The day was mostly rainy. Yet we were excited instead of being disappointed. This land needs rain so badly, a few bedraggled tourists like us don’t mind. Not only has there been a four year drought, but even rain season had started off poorly.
We went to Caesarea, where many things happened biblically. Philip lived here (Acts 8:40). More importantly, Cornelius lived here and it was from Caesarea that Peter came after his vision. A sheet came down from the heavens will all kinds of animals, even the crawling things and birds. The vision showed clean and unclean animals together, representing Jews and Gentiles.

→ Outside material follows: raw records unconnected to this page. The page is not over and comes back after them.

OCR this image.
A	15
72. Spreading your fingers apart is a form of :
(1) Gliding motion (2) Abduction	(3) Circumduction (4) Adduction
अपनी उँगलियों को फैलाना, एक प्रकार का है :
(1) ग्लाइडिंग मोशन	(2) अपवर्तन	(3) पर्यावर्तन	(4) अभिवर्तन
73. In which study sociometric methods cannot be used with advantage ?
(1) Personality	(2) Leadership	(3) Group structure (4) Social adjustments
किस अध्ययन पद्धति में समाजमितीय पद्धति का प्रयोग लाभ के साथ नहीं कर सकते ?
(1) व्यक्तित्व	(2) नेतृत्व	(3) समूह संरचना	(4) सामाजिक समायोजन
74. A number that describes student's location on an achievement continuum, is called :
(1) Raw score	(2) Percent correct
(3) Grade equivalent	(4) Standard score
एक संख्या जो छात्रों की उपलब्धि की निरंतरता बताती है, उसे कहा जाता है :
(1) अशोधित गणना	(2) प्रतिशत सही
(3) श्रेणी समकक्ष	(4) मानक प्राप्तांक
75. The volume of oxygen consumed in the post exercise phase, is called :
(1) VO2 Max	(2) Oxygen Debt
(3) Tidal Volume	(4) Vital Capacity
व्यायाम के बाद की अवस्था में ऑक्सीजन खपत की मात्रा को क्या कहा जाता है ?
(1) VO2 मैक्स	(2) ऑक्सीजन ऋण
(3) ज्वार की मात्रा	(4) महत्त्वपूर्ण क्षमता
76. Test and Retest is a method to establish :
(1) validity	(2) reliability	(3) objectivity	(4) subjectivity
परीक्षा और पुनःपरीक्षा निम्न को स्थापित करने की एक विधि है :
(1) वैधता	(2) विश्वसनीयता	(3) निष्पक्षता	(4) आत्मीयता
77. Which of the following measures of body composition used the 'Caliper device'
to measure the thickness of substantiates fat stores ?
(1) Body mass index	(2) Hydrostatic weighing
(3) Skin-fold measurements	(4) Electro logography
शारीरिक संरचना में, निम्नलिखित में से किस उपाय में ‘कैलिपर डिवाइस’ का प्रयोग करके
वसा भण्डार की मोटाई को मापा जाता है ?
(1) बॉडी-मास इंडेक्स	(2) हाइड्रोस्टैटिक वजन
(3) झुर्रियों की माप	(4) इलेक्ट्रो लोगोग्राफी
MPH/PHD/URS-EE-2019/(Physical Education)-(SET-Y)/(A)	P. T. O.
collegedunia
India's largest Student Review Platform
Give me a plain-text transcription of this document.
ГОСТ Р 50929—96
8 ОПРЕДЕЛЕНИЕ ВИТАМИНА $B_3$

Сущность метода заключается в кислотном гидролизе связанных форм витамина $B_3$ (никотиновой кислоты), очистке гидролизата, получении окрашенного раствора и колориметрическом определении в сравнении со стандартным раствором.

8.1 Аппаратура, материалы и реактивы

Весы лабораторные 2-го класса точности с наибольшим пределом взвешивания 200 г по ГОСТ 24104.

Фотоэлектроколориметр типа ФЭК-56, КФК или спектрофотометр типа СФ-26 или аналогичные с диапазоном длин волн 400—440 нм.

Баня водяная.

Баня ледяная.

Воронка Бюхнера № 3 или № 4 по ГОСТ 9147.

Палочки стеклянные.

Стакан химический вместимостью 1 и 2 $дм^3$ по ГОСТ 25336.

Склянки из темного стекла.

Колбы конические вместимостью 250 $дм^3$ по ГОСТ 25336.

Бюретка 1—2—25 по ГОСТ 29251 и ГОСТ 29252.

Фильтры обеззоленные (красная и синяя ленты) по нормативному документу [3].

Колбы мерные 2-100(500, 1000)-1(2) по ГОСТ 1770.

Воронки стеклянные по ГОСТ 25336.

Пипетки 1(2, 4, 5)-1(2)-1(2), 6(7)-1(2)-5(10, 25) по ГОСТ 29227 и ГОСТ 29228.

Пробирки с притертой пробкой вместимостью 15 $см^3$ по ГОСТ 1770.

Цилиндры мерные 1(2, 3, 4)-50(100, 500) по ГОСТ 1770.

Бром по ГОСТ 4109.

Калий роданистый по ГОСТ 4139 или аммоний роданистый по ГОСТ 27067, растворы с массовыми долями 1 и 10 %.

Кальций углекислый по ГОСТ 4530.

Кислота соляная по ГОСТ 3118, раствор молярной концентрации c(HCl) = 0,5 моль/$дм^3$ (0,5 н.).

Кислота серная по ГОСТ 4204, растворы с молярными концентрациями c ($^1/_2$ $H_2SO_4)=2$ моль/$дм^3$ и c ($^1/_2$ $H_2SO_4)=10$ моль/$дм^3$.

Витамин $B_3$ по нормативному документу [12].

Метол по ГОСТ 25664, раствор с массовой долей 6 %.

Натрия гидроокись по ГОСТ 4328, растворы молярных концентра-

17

It had nothing to do with the dietary law of Leviticus 11. So it is because of events that took place in Caesarea that Gentiles know about Messiah today.
This was also the place that Herod Agrippa died shortly after putting Peter in prison (Acts 12:3-23). And Paul was on trial here before Agrippa II and sent off to Rome (Acts 25-26).
The rest of our day included Mt. Carmel, where Elijah and the prophets of Baál had a contest (1 Kings 18). we read the story in the rain, which is ironic since Elijah’s story occurred during a drought.
We then had a soggy tour of Megiddo, which is not only significant as a city alternately conquered and resettled during Joshua’s conquests and later built up by Solomon and Ahab, but also as a place from which to see the Valley of Armageddon.
Finally we went to Nazareth, where we always tour a reconstruction of a Biblical Village. It is a great chance to see agricultural life in Biblical times.
I am still suffering jet lag. My eyes will hardly stay open. Hopefully tomorrow I will have more to say and with more energy. Until then —– sorry you are not here!